32When Elisha came into the house, he saw the child lying dead on his bed. 33So he went in and shut the door behind the two of them and prayed to the LORD. 34Then he went up and lay on the child, putting his mouth on his mouth, his eyes on his eyes, and his hands on his hands. And as he stretched himself upon him, the flesh of the child became warm. 35Then he got up again and walked once back and forth in the house, and went up and stretched himself upon him. The child sneezed seven times, and the child opened his eyes. 36Then he summoned Gehazi and said, “Call this Shunammite.” So he called her. And when she came to him, he said, “Pick up your son.” 37She came and fell at his feet, bowing to the ground. Then she picked up her son and went out. (2 Kings 4)

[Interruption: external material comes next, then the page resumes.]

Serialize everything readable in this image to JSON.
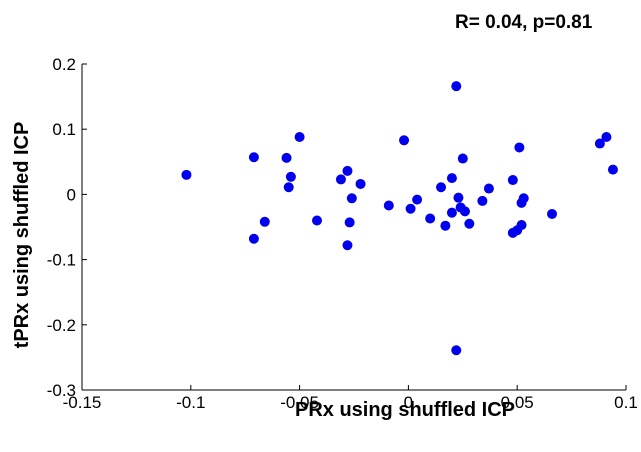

I read this chapter the other day when I was really discouraged. I know you can all relate to waiting on God for healing. Waiting on God for an answer or for hope and joy in the middle of the trials we all face. Lately joy has seemed elusive to me. I’ve fought for it but keep running up against a wall. Through this 10 month (and counting) trial of trying to conceive a child and my body not “cooperating” my faith has been tested like never before. And though its only been 10 months, in some ways this has been more difficult to work through than the physical pain and hurt from my past that I’ve endured. I’ve fought for joy, I’ve asked God to keep my focus on Him not my circumstances. But i have wept. I’ve pleaded like never before. And I’ve struggled…
I’ve spent a lot of time praying and reading what the response to “barrenness” was in the Bible… how did Hannah and Sarah (etc) respond? And I’ve prayed for the joy and peace God has given to so many others. But it was hard feeling like no promise had been given to me regarding having (or even adopting) children. I’ve prayed asking God for what I believe to be a good gift, but I don’t want to presume that I know what “good” is better than He does. He’s used Lyme disease… and migraines… and hospitals and tests galore… and shattered relationships… and sexual abuse… yet through it all I’ve learned that God cares for me and works in ways that are good. But its so easy to doubt when all around seems like darkness again.
well, while I was reading 2 Kings 4, I felt God say to me “Emily, I want to remind you of my power. I want to encourage you as fight for joy and give you strength to persevere in this trial. And I want your eyes to look up to me and what I can do (both in my power and simply because I love you). So, as a sign that you will have children one day, I am going to heal you of your Celiac / Wheat allergy. You can eat wheat again freely now.”
um. for those of you that don’t know this… I stop breathing and get awfully lethargic when I eat anything that is even close to being “wheat” like. I carry an epi-pen. I’ve gotten free meals several times at restaurants. My father-in-law (who is an ER doctor) was ready to put a tube down my throat in the middle of a fondue restaurant a year and 1/2 ago because of an allergic reaction. It’s not something I play with at all.
So, when God says “eat wheat. I have healed you” its something I don’t want to take lightly. Ted and I talked about it on Monday and he helped me work through how to step out in faith on something that scares you to death. I felt completely at peace with it but still was terrified.
Well Monday night at dinner, I ate some banana bread. Then a little bit of raisin bread. Then part of a roll. No reaction. Tuesday night, at a work dinner with Ted, we split a pizza. Again, no reaction. Have had lots of energy and never felt better. I’ve officially eaten more wheat in a week than I have in years and feel completely fine.
I just wanted to write and share what God has done. No, I’m not pregnant. No, I don’t know when that day will come. But I’m so grateful God spoke to me and encouraged me when He knew I was so weary I didn’t think I could take another step. He mercifully spoke to me when He didn’t have to and what once was death to me (wheat) I look at now with amazement as I see the hand of God at work.
I write this to encourage you. I know many of us are in various stages (or have been recently) of waiting and trials and wondering what God is doing. I hope that seeing God at work in my life gives us all a renewed confidence to plead even stronger, to pray more fervently for His presence and to rejoice and weep together. I pray that God’s power will give you strength to endure. That you will clearly see His hand at work through your trials. And that you will find rest and joy in Him.